Esta edición de la feria de la sidra puso especial énfasis en el papel fundamental que desempeñan las mujeres en el crecimiento, la innovación y la consolidación del sector sidrero en las Canarias. Cada vez son más las mujeres que lideran proyectos empresariales, impulsan nuevas líneas de innovación y aportan una visión moderna y sostenible a la producción, comercialización, promoción y transformación de la sidra.
La jornada transcurrió en un ambiente festivo, familiar y multitudinario, con la sidra, la gastronomía de kilómetro cero y las tradiciones populares como máximos protagonistas.
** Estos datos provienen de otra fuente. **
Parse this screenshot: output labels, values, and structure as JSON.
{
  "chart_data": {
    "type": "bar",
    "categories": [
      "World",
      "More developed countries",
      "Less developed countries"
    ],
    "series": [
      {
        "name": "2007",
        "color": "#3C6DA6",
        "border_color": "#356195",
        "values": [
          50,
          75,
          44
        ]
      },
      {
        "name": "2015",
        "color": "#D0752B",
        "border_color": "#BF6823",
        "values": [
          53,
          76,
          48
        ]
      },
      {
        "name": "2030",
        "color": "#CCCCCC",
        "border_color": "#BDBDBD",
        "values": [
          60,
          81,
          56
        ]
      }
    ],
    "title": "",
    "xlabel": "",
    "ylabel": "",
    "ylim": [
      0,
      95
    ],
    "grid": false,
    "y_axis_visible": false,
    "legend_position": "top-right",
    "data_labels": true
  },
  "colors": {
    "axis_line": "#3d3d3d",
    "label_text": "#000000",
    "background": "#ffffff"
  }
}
El recinto ferial y la plaza de San Vicente Ferrer registraron una afluencia constante, lo que provocó que numerosos productos se agotaran antes de las 14:00 horas.
Los más de 1.500 pinchos, elaborados por restaurantes y bares del municipio y distribuidos por el alumnado del IES Bañaderos, fueron consumidos en su totalidad antes de media tarde.
La sidra fue el foco principal del evento. Sidra Tuscany experimentó una demanda constante, mientras que El Lagar de Valleseco, con más de 25 premios nacionales e internacionales, reafirmó su prestigio. Las sidras aromatizadas de higo, kiwi o limón de Valle Secreto también captaron la atención por su innovación.
Un fenómeno destacado de esta edición fue el vermut elaborado a base de sidra por Sidras Fierro, conocido como Sidermut. Las 200 botellas previstas se agotaron durante la feria.
La representación regional se amplió con sidras de Tenerife y La Palma, incluyendo las producciones de Castro & Magán y Sidra La Mirla.